While the BABIP is high, Zimmer has two things that tend to raises BABIP: Speed (his legs appear to need but five steps from station to station) and contact authority.

First, in regard to his speed:


Further, minor league BABIP is a really good proxy for contact quality and BABIP skills, all these parts point to sustainability. Likely not at .357 but Zimmer should carry a .315+ BABIP. Of course, his pull tendencies are a piece to watch out for as the shift saps pull hitters BABIP, but so far Zimmer has used the whole field. Contact dispersal will likely regress shaving some BABIP but still remaining above average there.

To be blunt: Zimmer has been absolutely shredding baseballs. Among players with at least 30 batted ball events, Zimmer is 17th in barrels per batted ball event.

Courtesy of Brooks Baseball

Look at some of the names on this list. Former MVPs. Home run leaders. All-Stars. Mike Napoli. Zimmer is blistering the baseball in a small sample, and based on track record there is no reason to believe that he will not have significantly above average contact quality.

Time to address the ISO spike/slugging improvement. It is true that a part of it is certainly noise that will be filtered out as the sample grows. However, can a he run an elite .220 ISO? Probably.

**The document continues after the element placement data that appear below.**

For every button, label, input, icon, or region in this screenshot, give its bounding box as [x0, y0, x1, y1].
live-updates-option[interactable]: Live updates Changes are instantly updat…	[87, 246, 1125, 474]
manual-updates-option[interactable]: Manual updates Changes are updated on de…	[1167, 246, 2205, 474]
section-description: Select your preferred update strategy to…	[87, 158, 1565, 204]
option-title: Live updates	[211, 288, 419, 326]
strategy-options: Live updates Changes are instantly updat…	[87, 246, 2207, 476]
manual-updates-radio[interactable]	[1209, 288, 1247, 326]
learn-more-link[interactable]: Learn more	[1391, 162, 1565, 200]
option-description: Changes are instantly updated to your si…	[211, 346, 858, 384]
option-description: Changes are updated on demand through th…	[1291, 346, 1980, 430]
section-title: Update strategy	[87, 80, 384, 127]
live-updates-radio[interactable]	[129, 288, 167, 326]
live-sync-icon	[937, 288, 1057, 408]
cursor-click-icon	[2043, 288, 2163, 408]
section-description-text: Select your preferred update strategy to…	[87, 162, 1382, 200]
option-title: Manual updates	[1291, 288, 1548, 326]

Zimmer has fantastic contact authority as demonstrated above and wielding minor league data. Further, hitting at Progressive Field is incredibly favorable for left-handed hitters. Baseball Reference’s park factor by batter handedness has Progressive Field as the most favorable park for left handed hitters in all of baseball. This after being second to only Coors in 2016 for left handed batters. Though Francisco Lindor, Jose Ramirez, and Michael Brantley have all made power adjustments in their careers, Progressive Field has been a strong aide to these changes. In this sense, while Columbus’ home park is favorable, Zimmer may be playing half of his game in the most favorable hitting environment of his career which certainly will strengthen his power production.

All of this analysis comes with a giant caveat of the sample size. However, both surface level analysis and underlying data suggests that Bradley Zimmer’s game transitions beautifully to the big league level.